Ethical hacker, Alex Birsan, has demonstrated that it is possible to breach the systems of tech giants by utilizing a novel supply chain attack by exploiting public, open-source developer tools. These tech companies include giants such as Microsoft, Apple, PayPal, Shopify, Netflix, Tesla and Uber.

The attack injects malicious code into common tools for installing dependencies for ones projects from public code repositories such as Github. When we use any package from such sources, we trust that the uploader has no malicious intent and download and use it with utmost faith. But, what if this was not the case? What if this blind trust and faith is misplaced and is being exploited?
Python, Ruby and Java were the three programming languages used across these 35 organizations where he had found the vulnerabilities.
Birsan decided to explore the trust exploited by the malicious actors when he was hacking PayPal with Justin Gardner, in the summer of 2020, who had shared with him “an interesting bit of Node.js source code found on GitHub,”.
“The code was meant for internal PayPal use, and, in its package.json file, appeared to contain a mix of public and private dependencies — public packages from npm, as well as non-public package names, most likely hosted internally by PayPal. These names did not exist on the public npm registry at the time,” notes Birsan.
He wondered whether some of PayPal’s internal projects would start defaulting to the new public packages instead of private ones.
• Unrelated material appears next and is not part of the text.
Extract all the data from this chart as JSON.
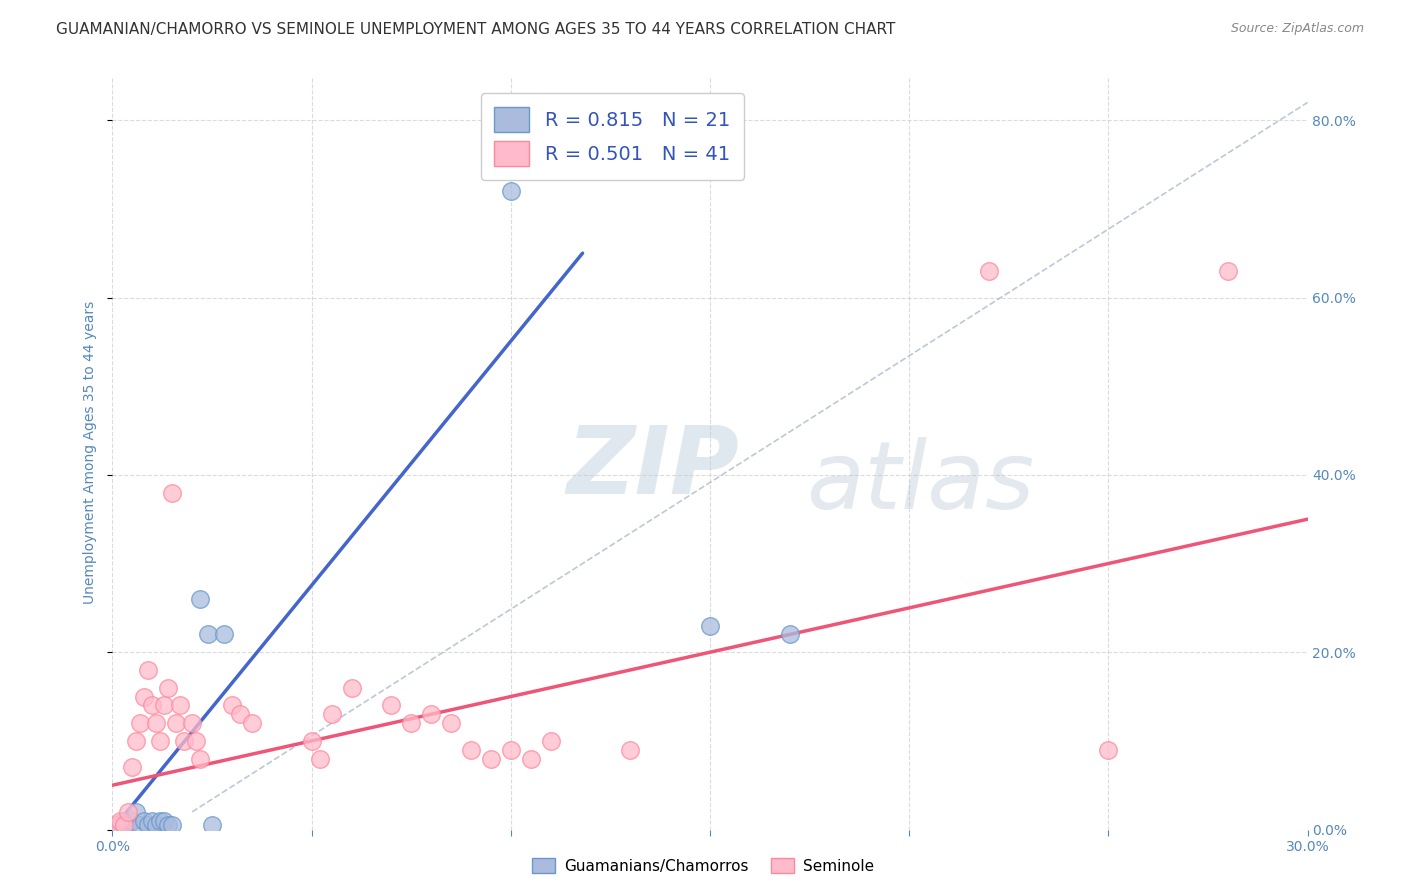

In a nutshell, the answer was yes.
Birsan applied his idea to upload his own “malicious” Node packages to the npm registry under all the unclaimed names, which would “phone home” from each computer they were installed on, he explained. The code would notify him if it was installed on any of the PayPal-owned servers. The Node package would collect basic information about each machine that it has been installed on and also log the username, hostname and current path of each unique installation.
Once he had gained access to the servers he used DNS exfiltration to send data back to him “knowing that most of the possible targets would be deep inside well-protected corporate networks”. He guessed that it would be less likely for the data to be detected or blocked on its way out.
He hex-coded the data and used it as part of a DNS query, which reached his custom authoritative name server, either directly or through intermediate resolvers. He configured the server to log each received query, essentially keeping a record of every machine where the packages were downloaded.

Once this was done, he ported the code to Python where he could upload the PyPI (Python Package Index), and to Ruby where he could upload the RubyGems package. He searched through private package names belonging to targeted companies to find as many relevant dependency names as possible.
He found that many other names could be found on GitHub, as well as on the major package hosting services, and even within posts on various internet forums.
He concludes by stating that the best place to find private package names turned out to be javascript files, since it is common for package.json file which contain the names of the a javascript project’s dependencies, to become embedded into public script files during their build process, exposing internal package names.
Alex Birsan calls this entire method of hacking as “Dependency Confusion”. Microsoft too has published a white paper detailing how this attack is carried out, and has dubbed it as “substitution attack”.
Alex Birsan states that “the success rate was simply astonishing” once he had begun his attack on these targeted companies.
He has already received more than $130,000 from these organizations as bug bounties and pre-approved financial agreements between the organization and himself, with Apple and Shopify contributing $30,000 each.